But they aren’t truly sundered, as the cold war between Stannis and the Starks finally ends in my single favorite moment in the series, one which (as is so often the case with both Stannis and Jon) relies on our willingness to interpret and visualize subtle-to-the-point-of-nonexistent emotional cues, to be aggressively empathetic.
“Can I have his boots?” asked Owen the Oaf, as Janos Slynt’s head went rolling across the muddy ground. “They’re almost new, those boots. Lined with fur.”
Jon glanced back at Stannis. For an instant, their eyes met. Then the king nodded, and went back inside his tower.
Everything conveyed in the space between their eyes is left unsaid, by them and GRRM. Like a pre-60s cinematographer tilting his lens away from the soon-to-sex, the author respects their privacy (just as he did by never taking us inside the moment when Davos allowed Stannis to cut into him, an early echo of the future king’s respect for Northern traditions). We can, perhaps, easily project what Stannis was expressing to Jon in that moment: respect, understanding, one single drop of misty-eyed paternal affection, and of course gratitude for the honor of watching Janos Slynt’s head roll across the ground, a justice denied by Robert (and Littlefinger). But what was in Jon’s eyes?
Visions of Winterfell (and his family, and Ygritte, all that he’s lost) begin to invade Jon’s mind beginning in his sixth Dance chapter, when he learns that the person he loves most in the world is being given to a monster worse than Joffrey. Or, at least, that’s when GRRM shows us the visions; but I’ve always imagined that, for an instant, Jon saw Ned standing in front of the king’s tower, Ned watching him do justice as he himself did in the very beginning of the series, Ned alive and proud and ready to explain, explain himself, explain everything, so Jon could finally stop dreaming of Winterfell even when awake.

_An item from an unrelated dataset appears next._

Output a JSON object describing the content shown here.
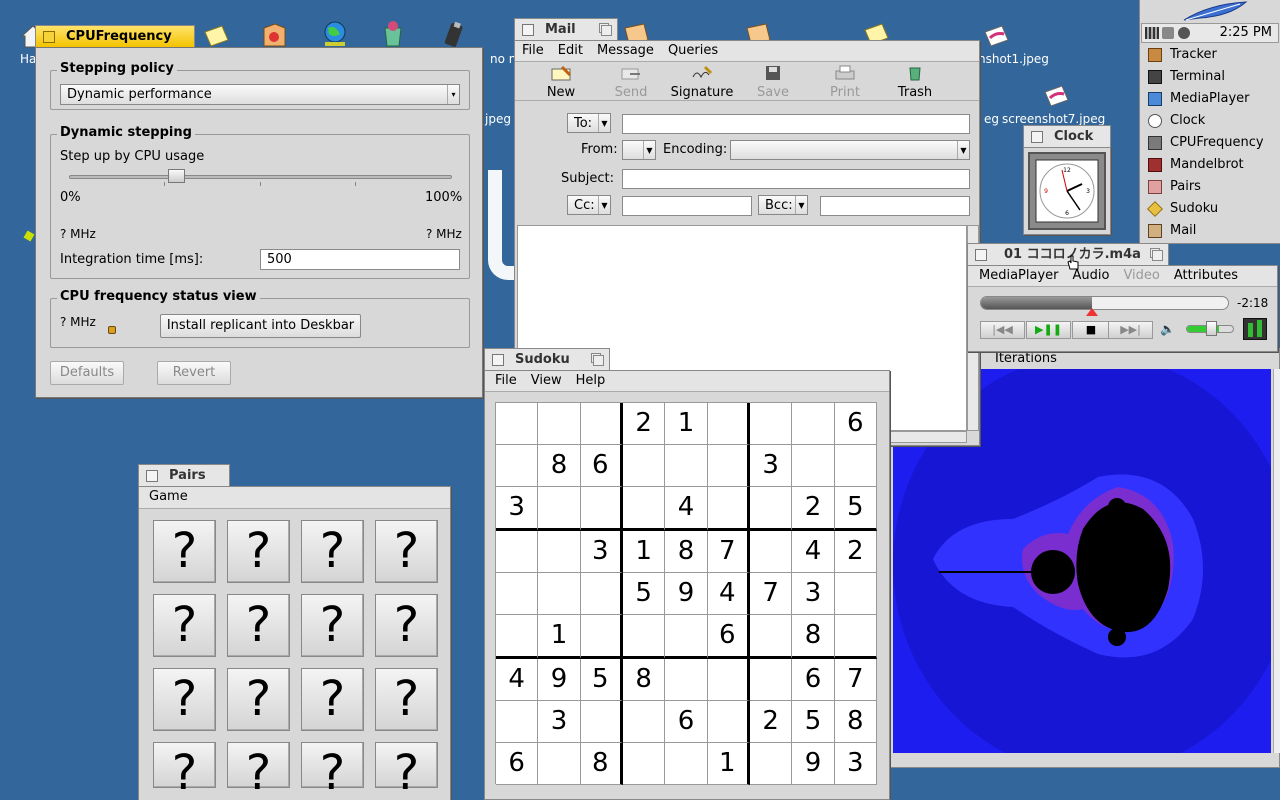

They both know it should be Ned standing there, as Stannis feels it should’ve always been him there next to Robert. What Jon and his king share in that moment is the understanding that what they’ve lost is gone, irrevocably, and they’re both likely to lose more, but they’re glad to have met along the way; they’re happy for the melancholy, switched-lives fate (the “bittersweet ending”) arranged for them by the Author. And all the king can do is nod, and go back into his tower, because he’s Stannis, and he’s been crying where no one can see him since Proudwing.